Something else the inveterate creators of top this or that lists forget is how we humans change our minds almost on a daily basis and how circumstances around us and within us affect us on a daily basis. I may have a top ten list one day, see another movie on another day, and subtract a film from my top ten list replacing it with one I just watched. I may see a film that critics have raved about, find the critical consensus problematic, and question whether the film should be in anyone's top ten list. Then I might watch it again, find it one of the best films I have ever seen and wonder what I was thinking before. Some time later I might continue to see it as a great film but not number it amongst my favourite films. This was, by the way, exactly the experience I had with John Ford's The Searchers. Expectations, among other things, can impact how we watch and judge a film.
Now don't get me wrong, I have had a pretty consistent list of my favourite films since the 1980s and I have seen very little in the way of cinema in the preceding years that has changed my mind about the favourite films at the top of my list. At the summit of my top film list are three films: Jacques Rivette's comédie fantastique Céline et Julie vont en bateau (Celine and Julie Go Boating), François Truffaut's tale of bohemian love and loss, Jules et Jim, and Dušan Makavejev's truly radical and absolutely hilarious montage film of Wilhelm Reich, orgone boxes, Jugolslavian devotees of Reich and orgone boxes, frigid Soviets, orgasmic Americans who mistake machismo for sex, and sex as true Communist liberation, W.R. - Misterije organizma (WR: Mysteries of the Organism), a film I first saw at an Institute of Sex Research film festival in the Indiana University Memorial Union in Bloomington in the early 1980s if memory serves.
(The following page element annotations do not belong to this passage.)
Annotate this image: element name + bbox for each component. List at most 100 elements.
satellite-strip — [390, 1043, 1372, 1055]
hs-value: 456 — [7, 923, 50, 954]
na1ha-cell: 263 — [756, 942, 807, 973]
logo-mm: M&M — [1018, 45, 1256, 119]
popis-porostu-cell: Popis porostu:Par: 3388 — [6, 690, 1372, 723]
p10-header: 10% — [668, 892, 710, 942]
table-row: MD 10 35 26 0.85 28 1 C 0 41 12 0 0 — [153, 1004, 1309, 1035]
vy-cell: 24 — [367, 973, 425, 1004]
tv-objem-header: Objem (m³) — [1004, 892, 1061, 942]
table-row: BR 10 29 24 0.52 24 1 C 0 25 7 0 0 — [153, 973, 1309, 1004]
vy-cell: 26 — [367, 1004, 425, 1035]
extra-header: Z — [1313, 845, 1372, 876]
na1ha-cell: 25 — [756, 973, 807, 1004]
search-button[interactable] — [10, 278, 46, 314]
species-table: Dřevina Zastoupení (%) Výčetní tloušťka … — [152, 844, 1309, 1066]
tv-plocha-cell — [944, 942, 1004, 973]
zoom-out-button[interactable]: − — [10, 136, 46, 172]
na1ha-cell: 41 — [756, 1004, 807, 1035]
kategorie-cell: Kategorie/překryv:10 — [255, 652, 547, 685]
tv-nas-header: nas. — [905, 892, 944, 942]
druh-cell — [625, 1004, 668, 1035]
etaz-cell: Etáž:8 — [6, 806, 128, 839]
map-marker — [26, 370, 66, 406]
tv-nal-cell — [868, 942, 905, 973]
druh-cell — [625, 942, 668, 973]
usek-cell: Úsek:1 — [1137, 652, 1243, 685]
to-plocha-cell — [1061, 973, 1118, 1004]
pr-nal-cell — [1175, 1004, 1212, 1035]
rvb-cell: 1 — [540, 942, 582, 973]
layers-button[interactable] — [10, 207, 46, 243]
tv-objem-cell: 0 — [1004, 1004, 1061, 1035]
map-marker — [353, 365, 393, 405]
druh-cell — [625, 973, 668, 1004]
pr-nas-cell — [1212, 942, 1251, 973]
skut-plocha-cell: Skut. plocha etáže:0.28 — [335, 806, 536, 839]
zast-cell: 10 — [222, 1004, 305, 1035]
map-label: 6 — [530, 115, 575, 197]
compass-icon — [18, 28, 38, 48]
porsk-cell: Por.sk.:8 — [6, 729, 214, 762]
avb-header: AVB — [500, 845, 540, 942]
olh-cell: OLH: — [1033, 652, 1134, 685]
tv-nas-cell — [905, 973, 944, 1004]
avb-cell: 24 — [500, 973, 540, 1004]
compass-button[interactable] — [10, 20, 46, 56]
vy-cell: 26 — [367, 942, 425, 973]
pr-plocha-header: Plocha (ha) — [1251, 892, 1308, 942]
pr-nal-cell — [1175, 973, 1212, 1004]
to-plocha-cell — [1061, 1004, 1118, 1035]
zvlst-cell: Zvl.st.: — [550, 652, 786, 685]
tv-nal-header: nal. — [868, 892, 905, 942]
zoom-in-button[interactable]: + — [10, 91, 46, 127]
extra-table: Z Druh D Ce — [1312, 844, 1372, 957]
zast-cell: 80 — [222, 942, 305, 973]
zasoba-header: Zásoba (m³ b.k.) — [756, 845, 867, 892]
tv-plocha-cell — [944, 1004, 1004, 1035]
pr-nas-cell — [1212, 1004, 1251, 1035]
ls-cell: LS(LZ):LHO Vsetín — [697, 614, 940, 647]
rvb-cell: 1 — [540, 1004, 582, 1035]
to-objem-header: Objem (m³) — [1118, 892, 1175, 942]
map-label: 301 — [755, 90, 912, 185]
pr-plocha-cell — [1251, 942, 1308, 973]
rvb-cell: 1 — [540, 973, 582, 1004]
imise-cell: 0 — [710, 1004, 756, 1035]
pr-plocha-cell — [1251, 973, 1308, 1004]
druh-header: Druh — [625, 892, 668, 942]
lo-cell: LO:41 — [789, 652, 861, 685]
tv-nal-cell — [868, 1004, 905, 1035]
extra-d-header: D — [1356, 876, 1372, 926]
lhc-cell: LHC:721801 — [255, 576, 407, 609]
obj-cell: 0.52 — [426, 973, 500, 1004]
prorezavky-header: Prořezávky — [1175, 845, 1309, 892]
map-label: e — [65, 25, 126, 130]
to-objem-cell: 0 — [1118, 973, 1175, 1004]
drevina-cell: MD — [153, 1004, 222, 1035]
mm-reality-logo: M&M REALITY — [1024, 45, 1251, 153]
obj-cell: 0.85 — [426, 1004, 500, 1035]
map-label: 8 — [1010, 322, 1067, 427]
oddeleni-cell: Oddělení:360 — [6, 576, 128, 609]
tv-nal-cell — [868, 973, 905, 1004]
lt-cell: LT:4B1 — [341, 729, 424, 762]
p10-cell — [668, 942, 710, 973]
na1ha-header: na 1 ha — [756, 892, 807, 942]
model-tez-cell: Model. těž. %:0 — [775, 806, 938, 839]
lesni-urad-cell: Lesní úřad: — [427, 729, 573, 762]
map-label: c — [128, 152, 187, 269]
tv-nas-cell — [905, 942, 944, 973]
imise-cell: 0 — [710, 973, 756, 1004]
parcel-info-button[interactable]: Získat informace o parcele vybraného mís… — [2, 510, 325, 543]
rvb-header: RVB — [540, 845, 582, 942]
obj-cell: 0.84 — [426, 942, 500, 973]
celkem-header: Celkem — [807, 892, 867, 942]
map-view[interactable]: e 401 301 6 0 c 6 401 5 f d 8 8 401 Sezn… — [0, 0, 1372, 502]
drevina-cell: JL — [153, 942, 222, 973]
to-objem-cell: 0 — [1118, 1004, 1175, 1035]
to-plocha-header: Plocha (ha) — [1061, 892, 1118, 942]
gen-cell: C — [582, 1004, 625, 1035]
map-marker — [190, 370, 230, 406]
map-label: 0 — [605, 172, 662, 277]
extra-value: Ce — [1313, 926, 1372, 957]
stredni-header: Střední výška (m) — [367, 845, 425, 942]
Recently, thanks to a Second Run DVD, I have added a new film to my very favourite films list, Jaromil Jireš's surrealistic coming of age tale of a young girl becoming a young woman, Valerie a týden divů (Valerie and Her Week of Wonders). Needless to say this list probably says more about me and, in the process, raises questions among many of you out there about my cinematic sanity. I would like to think, however, that my list raises questions about any notion of a transcendental set of films as inherently brilliant since, I suspect, few others would list the same films I do among their top four list. That said Rosenbaum and David Thomson rate, like me, Celine et Julie as one of their favourite films.
Below these four films, my Mount Rushmore of the cinema, I would put several other films though this list is far more dynamic than that which includes my four titans. I love--one can't seem to get away from Kaelian or Barthesian metaphors when talking about cinema can one--Alfred Hitchcock's North by Northwest, Vertigo, Rear Window, The Lady Vanishes, and perhaps most of all Notorious. I love Howard Hawk's To Have or To Have Not and His Girl Friday. I love John Ford's The Man Who Shot Liberty Valence. I love Ingmar Bergman's Persona. I love Orson Welles's Citizen Kane, Magnificent Ambersons, and most of all, Touch of Evil. I love Casablanca.
I am sure there is a world of cinema just waiting for me to love out there. I am sure if film preservation practises were better, film studios, after all, have generally always been money centred on maximizing profits and this situation is even worse today even in places with a strong sense of cultural heritage like France, there would be even more films for me to possibly love. For today, however, this list will have to do.